Shifting landscape: Native plant species may be at greater risk from climate change than non-natives

  • May 31, 2019
  • sustainability, native species, global warming, exotic species, climate change, biological invasions, Research
  • Homepage News, Faculty & Staff, Research, Students, College of Natural Science, Kellogg Biological Station, Plant Biology

As spring advances across the Midwest, a new study looking at blooming flowers suggests that non-native plants might outlast native plants in the region due to climate change.

The study—led by researchers at Michigan State University and Indiana University's Environmental Resilience Institute, part of IU's Prepared for Environmental Change Grand Challenge initiative—has revealed that warming temperatures affect native and non-native flowering plants differently, which could change the look of local landscapes over time.

The study was published May 28 in the journal Ecology Letters.

Image of Jen Lau
Jenifer Lau, Indiana University associate professor and former MSU faculty member, is working with MSU researchers to look at the effect of global warming on both native and non-native plant species. Photo courtesy of Jenifer Lau.

"The timing of a plant's life cycle is crucial for species survival," said study co-author Jen Lau, an associate professor in the IU Bloomington College of Arts and Sciences' Department of Biology, a member of the Environmental Resilience Institute and former MSU faculty member at the W.K. Kellogg Biological Station (KBS). "When a plant flowers determines whether it will be pollinated by bees or other insects and how much time it will have to produce seeds. Our data makes me worry that we will have a very weedy world in our future."

The researchers' findings suggest non-native plant species may be better at shifting their flowering time compared to native plant species. These differences are thought to influence a species' success both now and in future warmer environments.

To test this hypothesis, Lau and her students simulated global warming in fields planted with 45 native and non-native species. Some areas were warmed by infrared heaters, while other areas were not. Lau's lab surveyed all plants to determine when they first flowered and how long they flowered.

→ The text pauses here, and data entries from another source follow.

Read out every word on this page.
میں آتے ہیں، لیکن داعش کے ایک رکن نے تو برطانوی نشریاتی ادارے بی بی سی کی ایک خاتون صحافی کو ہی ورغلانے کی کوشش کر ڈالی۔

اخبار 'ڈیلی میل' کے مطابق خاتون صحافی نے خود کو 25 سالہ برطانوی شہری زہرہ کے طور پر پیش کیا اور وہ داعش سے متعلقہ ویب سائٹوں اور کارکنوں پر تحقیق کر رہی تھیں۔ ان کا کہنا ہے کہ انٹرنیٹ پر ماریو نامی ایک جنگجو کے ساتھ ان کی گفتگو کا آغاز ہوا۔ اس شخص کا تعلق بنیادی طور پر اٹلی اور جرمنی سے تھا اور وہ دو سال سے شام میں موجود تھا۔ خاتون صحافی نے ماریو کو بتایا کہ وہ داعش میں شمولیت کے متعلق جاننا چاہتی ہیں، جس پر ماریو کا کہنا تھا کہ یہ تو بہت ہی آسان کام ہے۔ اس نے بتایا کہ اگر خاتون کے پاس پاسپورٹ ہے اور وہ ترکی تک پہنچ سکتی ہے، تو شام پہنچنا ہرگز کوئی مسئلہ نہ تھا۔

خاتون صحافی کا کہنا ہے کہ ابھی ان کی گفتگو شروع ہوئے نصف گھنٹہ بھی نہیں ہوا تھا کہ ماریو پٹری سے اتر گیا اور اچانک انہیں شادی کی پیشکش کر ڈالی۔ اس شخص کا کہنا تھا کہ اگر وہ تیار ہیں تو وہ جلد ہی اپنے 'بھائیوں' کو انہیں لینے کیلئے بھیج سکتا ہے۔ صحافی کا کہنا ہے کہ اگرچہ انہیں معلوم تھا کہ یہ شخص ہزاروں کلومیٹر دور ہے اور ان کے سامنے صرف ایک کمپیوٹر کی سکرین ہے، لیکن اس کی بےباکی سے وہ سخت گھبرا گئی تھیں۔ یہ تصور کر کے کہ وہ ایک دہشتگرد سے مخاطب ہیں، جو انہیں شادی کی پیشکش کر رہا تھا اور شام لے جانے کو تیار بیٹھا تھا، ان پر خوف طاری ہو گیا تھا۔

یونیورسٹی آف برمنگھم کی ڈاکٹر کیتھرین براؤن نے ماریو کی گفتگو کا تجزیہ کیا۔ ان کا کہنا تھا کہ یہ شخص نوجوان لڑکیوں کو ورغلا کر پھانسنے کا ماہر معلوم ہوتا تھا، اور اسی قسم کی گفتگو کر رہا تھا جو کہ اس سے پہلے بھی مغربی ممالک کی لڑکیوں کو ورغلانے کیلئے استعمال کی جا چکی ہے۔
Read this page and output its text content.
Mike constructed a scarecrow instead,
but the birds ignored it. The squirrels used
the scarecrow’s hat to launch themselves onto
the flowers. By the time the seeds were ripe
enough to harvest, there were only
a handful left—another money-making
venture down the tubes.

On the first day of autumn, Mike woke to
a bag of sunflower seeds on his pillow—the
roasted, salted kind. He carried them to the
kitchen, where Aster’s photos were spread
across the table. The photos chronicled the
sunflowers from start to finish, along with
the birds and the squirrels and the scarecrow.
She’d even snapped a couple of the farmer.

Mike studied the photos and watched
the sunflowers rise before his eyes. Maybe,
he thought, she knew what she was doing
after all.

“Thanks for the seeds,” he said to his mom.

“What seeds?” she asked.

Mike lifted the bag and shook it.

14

Image of warming array used in fields to simulate global warming conditions
This infrared "warming array" simulates global warming conditions on native and non-native grass species. Photo courtesy of the MSU KBS Long-Term Ecological Research Program

When grown in warmed plots simulating the climate change expected in the Midwest by the end of the century, the researchers found that non-native species flowered more than 11 days earlier on average. In contrast, native species did not shift flowering times at all when warmed.

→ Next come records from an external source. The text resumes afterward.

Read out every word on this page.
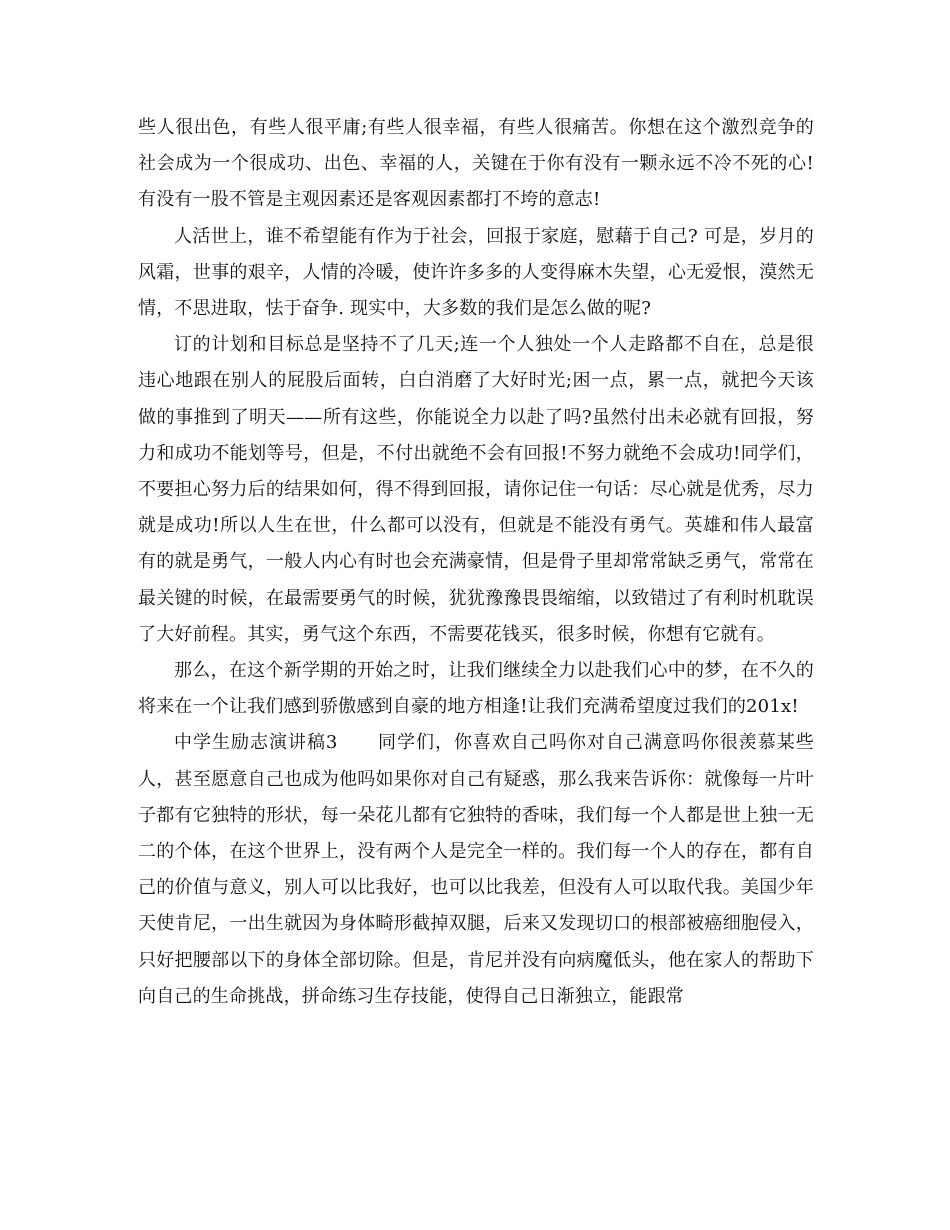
些人很出色，有些人很平庸;有些人很幸福，有些人很痛苦。你想在这个激烈竞争的社会成为一个很成功、出色、幸福的人，关键在于你有没有一颗永远不冷不死的心!有没有一股不管是主观因素还是客观因素都打不垮的意志!

人活世上，谁不希望能有作为于社会，回报于家庭，慰藉于自己? 可是，岁月的风霜，世事的艰辛，人情的冷暖，使许许多多的人变得麻木失望，心无爱恨，漠然无情，不思进取，怯于奋争. 现实中，大多数的我们是怎么做的呢?

订的计划和目标总是坚持不了几天;连一个人独处一个人走路都不自在，总是很违心地跟在别人的屁股后面转，白白消磨了大好时光;困一点，累一点，就把今天该做的事推到了明天——所有这些，你能说全力以赴了吗?虽然付出未必就有回报，努力和成功不能划等号，但是，不付出就绝不会有回报!不努力就绝不会成功!同学们，不要担心努力后的结果如何，得不得到回报，请你记住一句话：尽心就是优秀，尽力就是成功!所以人生在世，什么都可以没有，但就是不能没有勇气。英雄和伟人最富有的就是勇气，一般人内心有时也会充满豪情，但是骨子里却常常缺乏勇气，常常在最关键的时候，在最需要勇气的时候，犹犹豫豫畏畏缩缩，以致错过了有利时机耽误了大好前程。其实，勇气这个东西，不需要花钱买，很多时候，你想有它就有。

那么，在这个新学期的开始之时，让我们继续全力以赴我们心中的梦，在不久的将来在一个让我们感到骄傲感到自豪的地方相逢!让我们充满希望度过我们的201x!

中学生励志演讲稿3 同学们，你喜欢自己吗你对自己满意吗你很羡慕某些人，甚至愿意自己也成为他吗如果你对自己有疑惑，那么我来告诉你：就像每一片叶子都有它独特的形状，每一朵花儿都有它独特的香味，我们每一个人都是世上独一无二的个体，在这个世界上，没有两个人是完全一样的。我们每一个人的存在，都有自己的价值与意义，别人可以比我好，也可以比我差，但没有人可以取代我。美国少年天使肯尼，一出生就因为身体畸形截掉双腿，后来又发现切口的根部被癌细胞侵入，只好把腰部以下的身体全部切除。但是，肯尼并没有向病魔低头，他在家人的帮助下向自己的生命挑战，拼命练习生存技能，使得自己日渐独立，能跟常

"We also found that earlier-flowering non-native species had greater geographic spread, suggesting that flowering earlier may help promote successful establishment across large areas," said lead author Meredith Zettlemoyer, a Ph.D. student in the MSU College of Natural Science’s Department of Plant Biology who conducts research at KBS.

The findings suggest important differences in how native and non-native plant species' respond to climate change. Because other studies have shown that species which failed to shift their flowering times over the past century were more likely to decline in abundance or go extinct, native species may be more susceptible to climate change than non-natives species.

"Species across the globe are showing us that the climate is changing in ways that affect them," Lau said. "Flowering earlier in the spring is a big sign that the climate is changing and may be a key strategy for surviving climate change. Maybe the native species that aren't very good at blooming earlier under warmer temperatures possess other strategies for surviving climate change, but if they don't, they could be in serious danger."

Elizabeth Schultheis, an MSU plant biology postdoctoral research associate at KBS also participated in the study.

This study was funded by the National Science Foundation and conducted at MSU's Kellogg Biological Station Long-term Ecological Research Program, which studies the ecology of intensive field crop ecosystems as part of a national network of Long-Term Ecological Research sites established by the NSF.

 

Banner image: To test their hypothesis, Jenifer Lau and her students simulated global warming in fields planted with 45 native and non-native species. When grown in warmed plots simulating the climate change expected in the Midwest by the end of the century, the researchers found that non-native species flowered more than 11 days earlier on average. In contrast, native species did not shift flowering times at all when warmed. Photo courtesy of the MSU KBS Long-Term Ecological Research Program.